For #1, something like accessors (setters and getters -- now in most versions of JavaScript!) let you do what you want, I believe, for object methods and fields. We implemented a membrane system for the DOM using these that isolates objects between principles and then lets a principle specify progammatic policies (such as for making ACLs) for how an object is shared with a particular principle.
For the second, I've been tempted to agree. To integrate it into the prototype system, the notFound handler should be able to propagate the message (if desired).
For the third, I don't think reifying the stack is a good idea. For example, TCO implementations won't happen. Instead, something like an aspect system would let you pull out function call sequences or contextually restrict calls. I've actually been working on extending browsers and JavaScript for just that. Interestingly, in terms of the first notion, accessors for object fields and methods, our approach completes the pictures: JavaScript really has two types, objects and functions, so advice is the accessor equivalent for functions (though typically with a cleaner pointcut language than using arbitrary JavaScript to get a bunch of references).
Quick response regarding tail calls optimization. I don't think that reifying stack access and TCO are necessarily contradictory.
It may restrict when TCO is applied - but unrestricted TCO is a problem for development environments anyway, so that doesn't bother me.
Conversely, what the "calling frame" is may not be what you expect if TCO is applied, and in some cases thats ok (this more like continuations).
In any case, it won't surprise me if people disagree. I'm used to it.

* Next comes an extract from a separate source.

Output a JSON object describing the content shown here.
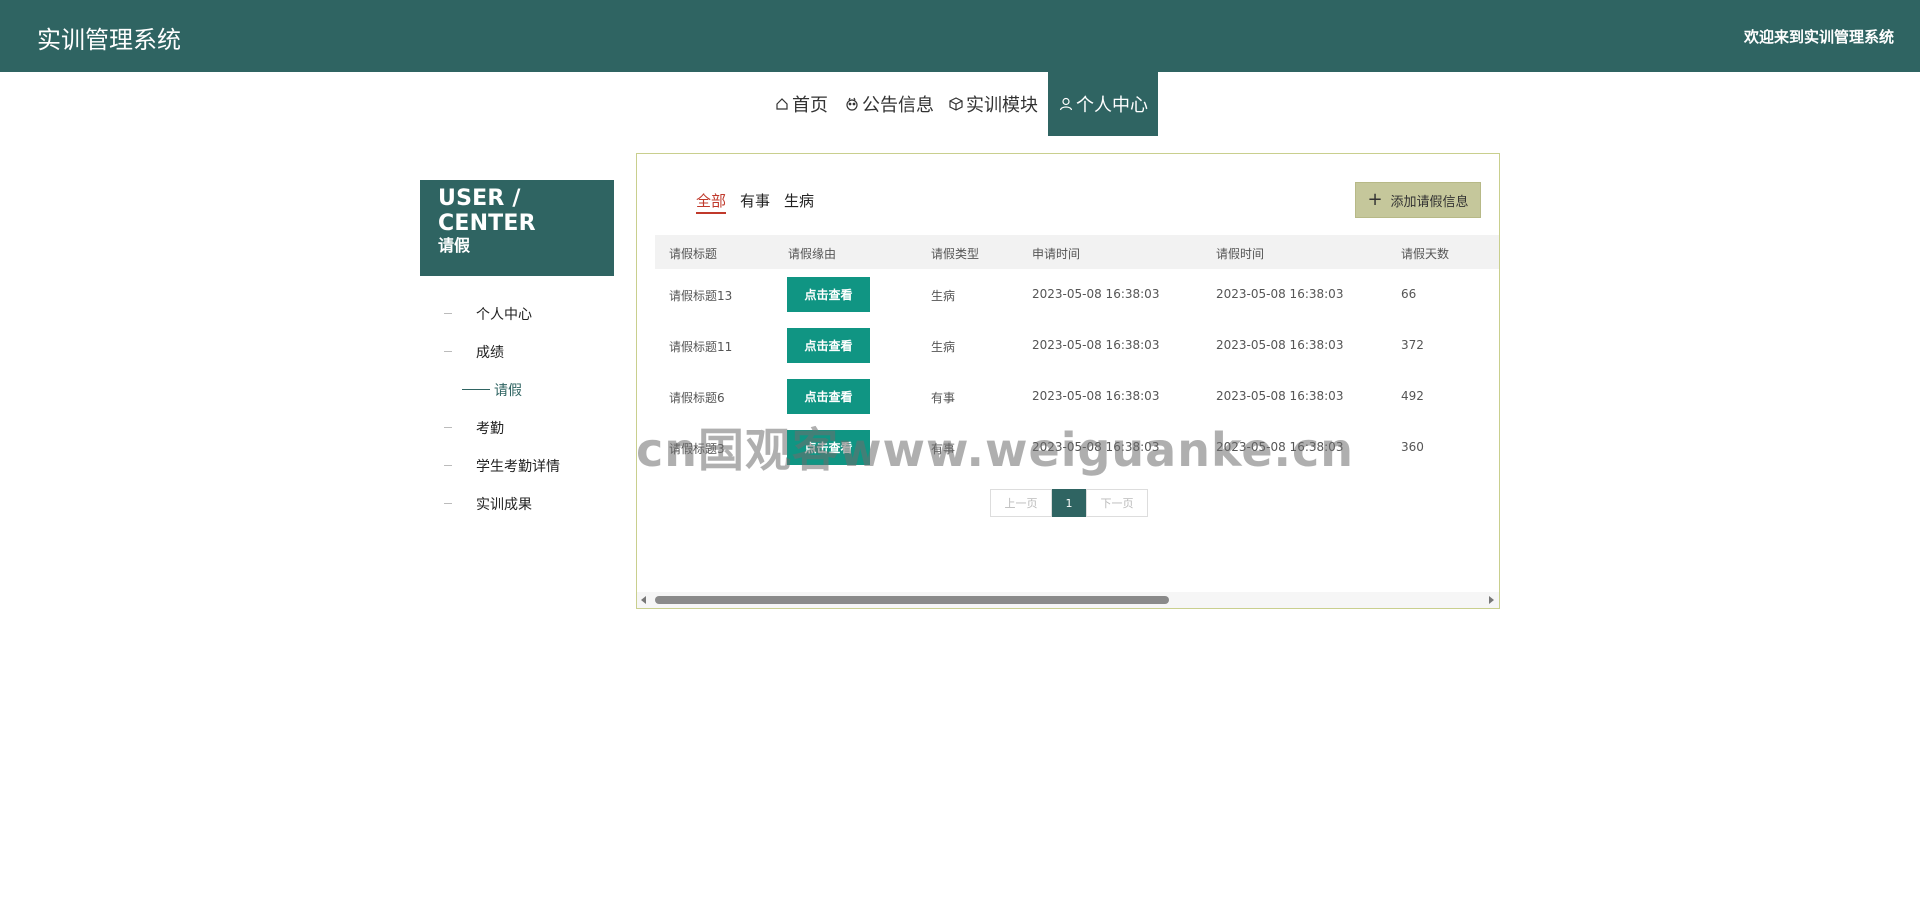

My point is that I view the stack as an almost arbitrary implementation artifact. Something like aspects let's you reason about the semantic objects of interest -- call chains. Perhaps a better example would be securing a sequence of asynchronous calls (e.g., ".innerHTML" is only called between jquery calls, even if the event loop is used to split them up): the stack would have been destroyed between the async calls, so aspects would get the context while stack inspection wouldn't.

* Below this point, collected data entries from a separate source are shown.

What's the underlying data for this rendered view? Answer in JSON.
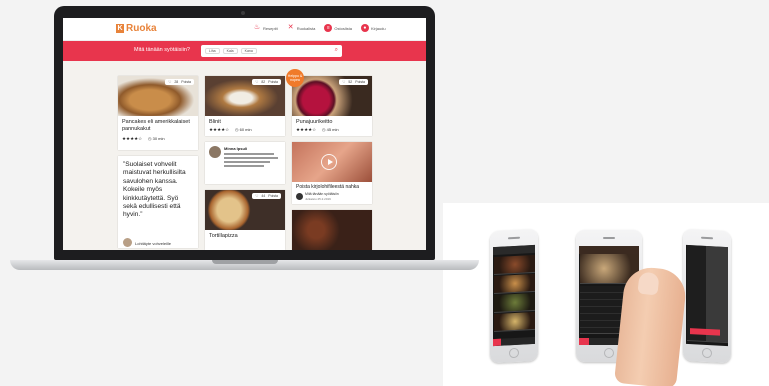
{
  "site": {
    "logo": "Ruoka",
    "logo_mark": "K",
    "nav": [
      {
        "label": "Reseptit",
        "icon": "apron-icon"
      },
      {
        "label": "Ruokalista",
        "icon": "utensils-icon"
      },
      {
        "label": "Ostoslista",
        "icon": "list-icon"
      },
      {
        "label": "Kirjaudu",
        "icon": "user-icon"
      }
    ]
  },
  "search": {
    "question": "Mitä tänään syötäisiin?",
    "chips": [
      "Liha",
      "Kala",
      "Kana"
    ]
  },
  "cards": [
    {
      "title_line1": "Pancakes eli amerikkalaiset",
      "title_line2": "pannukakut",
      "stars": "★★★★☆",
      "time": "30 min",
      "likes": "28",
      "remove": "Poista"
    },
    {
      "title_line1": "Blinit",
      "stars": "★★★★☆",
      "time": "60 min",
      "likes": "82",
      "remove": "Poista"
    },
    {
      "title_line1": "Punajuurikeitto",
      "stars": "★★★★☆",
      "time": "45 min",
      "likes": "52",
      "remove": "Poista",
      "badge": "Helppo & nopea"
    },
    {
      "title_line1": "Tortillapizza",
      "likes": "44",
      "remove": "Poista"
    },
    {
      "title_line1": "Poista kirjolohifileestä nahka",
      "author": "Mitä tänään syötäisiin",
      "date": "Julkaistu 25.2.2019"
    }
  ],
  "quote": {
    "text": "”Suolaiset vohvelit maistuvat herkullisilta savulohen kanssa. Kokeile myös kinkkutäytettä. Syö sekä edullisesti että hyvin.”",
    "author": "Lohitäyte vohveleille"
  },
  "comment": {
    "name": "Minna Ipsuli"
  },
  "colors": {
    "brand_red": "#e8354d",
    "logo_orange": "#e8833a",
    "badge_orange": "#f07a2a"
  }
}
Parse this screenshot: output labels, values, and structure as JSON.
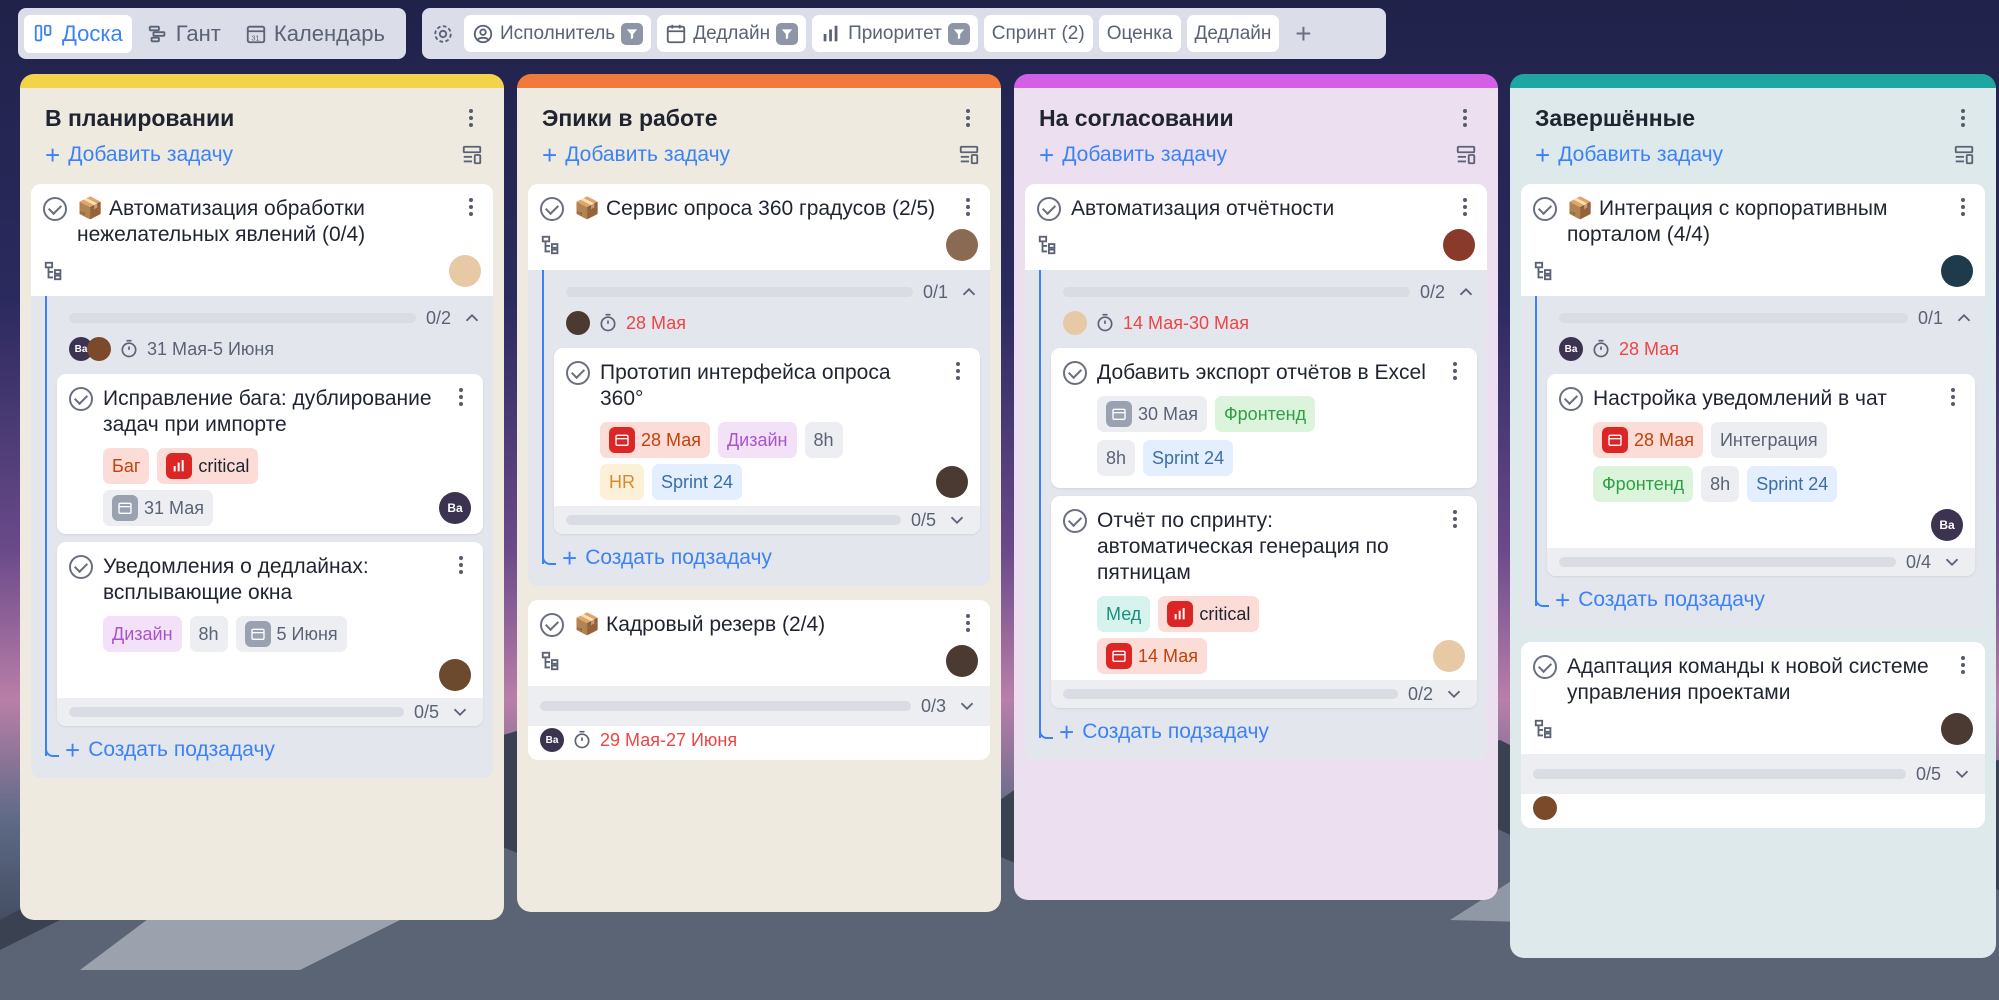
{
  "toolbar": {
    "views": [
      {
        "label": "Доска",
        "icon": "board-icon",
        "active": true
      },
      {
        "label": "Гант",
        "icon": "gantt-icon",
        "active": false
      },
      {
        "label": "Календарь",
        "icon": "calendar-icon",
        "active": false
      }
    ],
    "filters": [
      {
        "label": "Исполнитель",
        "icon": "user-circle-icon"
      },
      {
        "label": "Дедлайн",
        "icon": "calendar-icon"
      },
      {
        "label": "Приоритет",
        "icon": "bars-icon"
      }
    ],
    "plain": [
      "Спринт (2)",
      "Оценка",
      "Дедлайн"
    ]
  },
  "colors": {
    "accent": "#3b82f6",
    "red": "#ef4444"
  },
  "columns": [
    {
      "title": "В планировании",
      "color": "#f3d34a",
      "add_label": "Добавить задачу",
      "epic": {
        "title": "Автоматизация обработки нежелательных явлений (0/4)",
        "progress": "0/2",
        "date": "31 Мая-5 Июня",
        "subtasks": [
          {
            "title": "Исправление бага: дублирование задач при импорте",
            "tag1": "Баг",
            "tag2": "critical",
            "date": "31 Мая"
          },
          {
            "title": "Уведомления о дедлайнах: всплывающие окна",
            "tag1": "Дизайн",
            "tag2": "8h",
            "date": "5 Июня",
            "progress": "0/5"
          }
        ],
        "create_label": "Создать подзадачу"
      }
    },
    {
      "title": "Эпики в работе",
      "color": "#f07a3c",
      "add_label": "Добавить задачу",
      "epic": {
        "title": "Сервис опроса 360 градусов (2/5)",
        "progress": "0/1",
        "date": "28 Мая",
        "subtasks": [
          {
            "title": "Прототип интерфейса опроса 360°",
            "date": "28 Мая",
            "tag1": "Дизайн",
            "tag2": "8h",
            "tag3": "HR",
            "tag4": "Sprint 24",
            "progress": "0/5"
          }
        ],
        "create_label": "Создать подзадачу"
      },
      "epic2": {
        "title": "Кадровый резерв (2/4)",
        "progress": "0/3",
        "date": "29 Мая-27 Июня",
        "av": "Ba"
      }
    },
    {
      "title": "На согласовании",
      "color": "#d260e6",
      "add_label": "Добавить задачу",
      "epic": {
        "title": "Автоматизация отчётности",
        "progress": "0/2",
        "date": "14 Мая-30 Мая",
        "subtasks": [
          {
            "title": "Добавить экспорт отчётов в Excel",
            "date": "30 Мая",
            "tag1": "Фронтенд",
            "tag2": "8h",
            "tag3": "Sprint 24"
          },
          {
            "title": "Отчёт по спринту: автоматическая генерация по пятницам",
            "tag1": "Мед",
            "tag2": "critical",
            "date": "14 Мая",
            "progress": "0/2"
          }
        ],
        "create_label": "Создать подзадачу"
      }
    },
    {
      "title": "Завершённые",
      "color": "#1fa6a0",
      "add_label": "Добавить задачу",
      "epic": {
        "title": "Интеграция с корпоративным порталом (4/4)",
        "progress": "0/1",
        "date": "28 Мая",
        "av": "Ba",
        "subtasks": [
          {
            "title": "Настройка уведомлений в чат",
            "date": "28 Мая",
            "tag1": "Интеграция",
            "tag2": "Фронтенд",
            "tag3": "8h",
            "tag4": "Sprint 24",
            "av": "Ba",
            "progress": "0/4"
          }
        ],
        "create_label": "Создать подзадачу"
      },
      "epic2": {
        "title": "Адаптация команды к новой системе управления проектами",
        "progress": "0/5"
      }
    }
  ]
}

There might be a pragmatic argument.. but I'm still at the point where I want to know what the feature should do in this space before "how" and "how efficiently" :)
I agree the stack is an implementation artifact. We can imagine that the call chain is heap allocated. TCO is just GC, if you define things right. This is what the Newspeak spec says (to take a random example :-)).
Now, I'm very concerned that one doesn't require heap allocated activations. You can imagine compacting the stack during GC to eliminate frames that should not exist under TCO. That way, you can run tail recursive programs in development but get still get good debugging for example.
Returning to JS and what it lacks: a capability that allows you to get your calling activation is a good primitive mechanism. It allows for both security and the power one needs to implement debuggers, pickle threads, or whatever you might want to do with continuations (delimited or not).